B. Convergent validity — Do ratings correlate with other quality measures?

Protocol: 1. Select 500 responses with both user ratings AND expert annotations (from the calibration study, Q6). 2. Compute Spearman correlation between user stars and expert composite. 3. Compute correlation between user stars and task completion (for order_tracking: was the order actually found? for faq: did the user ask a follow-up question on the same topic?).
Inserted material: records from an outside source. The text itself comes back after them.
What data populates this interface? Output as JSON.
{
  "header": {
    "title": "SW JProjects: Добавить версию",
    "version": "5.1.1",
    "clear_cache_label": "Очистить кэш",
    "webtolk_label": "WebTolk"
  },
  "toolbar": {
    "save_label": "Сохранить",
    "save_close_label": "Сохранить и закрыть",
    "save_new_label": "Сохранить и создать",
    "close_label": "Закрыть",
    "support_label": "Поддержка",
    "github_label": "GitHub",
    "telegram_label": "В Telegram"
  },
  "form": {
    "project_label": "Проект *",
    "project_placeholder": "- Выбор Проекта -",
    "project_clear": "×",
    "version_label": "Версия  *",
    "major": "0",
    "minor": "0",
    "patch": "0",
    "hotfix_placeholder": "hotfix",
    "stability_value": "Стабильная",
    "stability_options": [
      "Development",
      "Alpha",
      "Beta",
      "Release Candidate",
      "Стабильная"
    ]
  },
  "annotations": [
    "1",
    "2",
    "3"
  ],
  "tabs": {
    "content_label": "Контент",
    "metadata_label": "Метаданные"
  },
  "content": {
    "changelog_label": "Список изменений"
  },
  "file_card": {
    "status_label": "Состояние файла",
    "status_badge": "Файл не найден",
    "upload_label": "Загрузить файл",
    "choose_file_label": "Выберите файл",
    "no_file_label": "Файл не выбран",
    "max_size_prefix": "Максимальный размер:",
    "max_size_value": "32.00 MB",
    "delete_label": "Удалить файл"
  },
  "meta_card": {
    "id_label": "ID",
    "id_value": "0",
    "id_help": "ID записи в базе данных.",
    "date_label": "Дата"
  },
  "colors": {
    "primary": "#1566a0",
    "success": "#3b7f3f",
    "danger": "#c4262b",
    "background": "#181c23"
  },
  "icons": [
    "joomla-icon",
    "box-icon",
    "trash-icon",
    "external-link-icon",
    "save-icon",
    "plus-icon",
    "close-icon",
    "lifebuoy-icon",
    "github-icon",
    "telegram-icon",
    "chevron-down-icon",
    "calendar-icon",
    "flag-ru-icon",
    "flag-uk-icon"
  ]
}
Expected results: - Stars ↔ Expert composite: ρ = 0.55–0.65 (moderate-strong) - Stars ↔ Task completion: ρ = 0.40–0.50 (moderate — ratings capture more than just task completion) - Convergent validity is confirmed if correlations are statistically significant and > 0.30.

C. Discriminant validity — Do ratings differ across objectively different qualities?
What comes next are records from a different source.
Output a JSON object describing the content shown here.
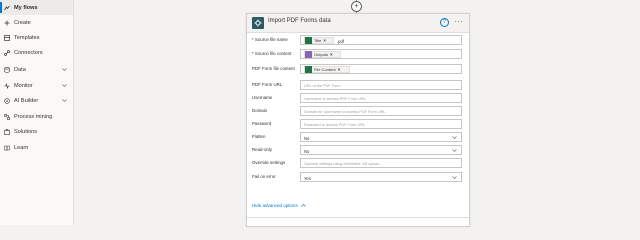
{
  "nav": {
    "items": [
      {
        "label": "My flows",
        "icon": "flow-icon",
        "active": true
      },
      {
        "label": "Create",
        "icon": "plus-icon"
      },
      {
        "label": "Templates",
        "icon": "templates-icon"
      },
      {
        "label": "Connectors",
        "icon": "connectors-icon"
      },
      {
        "label": "Data",
        "icon": "data-icon",
        "expandable": true
      },
      {
        "label": "Monitor",
        "icon": "monitor-icon",
        "expandable": true
      },
      {
        "label": "AI Builder",
        "icon": "ai-builder-icon",
        "expandable": true
      },
      {
        "label": "Process mining",
        "icon": "process-mining-icon"
      },
      {
        "label": "Solutions",
        "icon": "solutions-icon"
      },
      {
        "label": "Learn",
        "icon": "learn-icon"
      }
    ]
  },
  "flow": {
    "add_step_symbol": "+"
  },
  "action": {
    "title": "Import PDF Forms data",
    "help_symbol": "?",
    "more_symbol": "···",
    "fields": {
      "source_file_name": {
        "label": "* Source file name",
        "token": "Title",
        "suffix": ".pdf"
      },
      "source_file_content": {
        "label": "* Source file content",
        "token": "Outputs"
      },
      "pdf_form_file_content": {
        "label": "PDF Form file content",
        "token": "File Content"
      },
      "pdf_form_url": {
        "label": "PDF Form URL",
        "placeholder": "URL of the PDF Form"
      },
      "username": {
        "label": "Username",
        "placeholder": "Username to access PDF Form URL"
      },
      "domain": {
        "label": "Domain",
        "placeholder": "Domain for Username to access PDF Form URL"
      },
      "password": {
        "label": "Password",
        "placeholder": "Password to access PDF Form URL"
      },
      "flatten": {
        "label": "Flatten",
        "value": "No"
      },
      "read_only": {
        "label": "Read-only",
        "value": "No"
      },
      "override_settings": {
        "label": "Override settings",
        "placeholder": "Optional settings using Muhimbi's 'Alt' syntax"
      },
      "fail_on_error": {
        "label": "Fail on error",
        "value": "Yes"
      }
    },
    "hide_advanced": "Hide advanced options"
  },
  "colors": {
    "accent": "#0078d4",
    "connector_icon": "#2e5866",
    "token_excel": "#217346",
    "token_compose": "#8764b8"
  }
}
Protocol: Known-group comparison: 1. Create 3 response groups: - Good: Responses reviewed by experts as correct, complete, and well-formatted (top quartile) - Mediocre: Partially correct, missing some information - Poor: Incorrect, irrelevant, or empty responses (generated by intentionally degraded prompts) 2. Serve these to real users in a blind study (they don't know which group they're in). 3. Compare mean star ratings across groups.

Expected results: - Good: 4.2 ± 0.6 stars - Mediocre: 3.1 ± 0.8 stars - Poor: 1.8 ± 0.7 stars - One-way ANOVA with p < 0.001 and η² > 0.30 confirms discriminant validity.

D. Test-retest reliability — Do users rate the same response consistently?

Protocol: 1. Select 100 neutral-quality responses (expert-rated 2.5–3.5/4.0). 2. Show each response to 50 users at time T1. 3. After 7 days, show the exact same response to the same users (embedded naturally in a new session) at T2. 4. Compute intra-class correlation (ICC) between T1 and T2 ratings.

Implementation challenge: Users must not recognize they're rating the same response. Solution: - Change the conversational context slightly (different preceding turns, same response) - Only test on faq and recommendation intents where identical responses are plausible - Exclude users who rate at T1 with extreme scores (ceiling/floor effects reduce reliability measurement)

Expected results: - ICC(2,1) = 0.50–0.65 (moderate). Chatbot ratings are inherently less stable than product ratings because user mood, context, and expectations change. - Acceptable threshold: ICC > 0.40 for chatbot feedback (literature benchmarks for subjective UX scales).

What happens if validity fails?: - Low construct validity → redesign the rating dimensions; the current scale is measuring the wrong things. - Low convergent validity → users interpret stars differently than intended; add semantic labels. - Low discriminant validity → the scale cannot tell good from bad responses; increase scale granularity or switch to comparative judgments. - Low test-retest → the signal is too noisy for individual-level decisions; aggregate aggressively (minimum 50 ratings per response before acting on the data).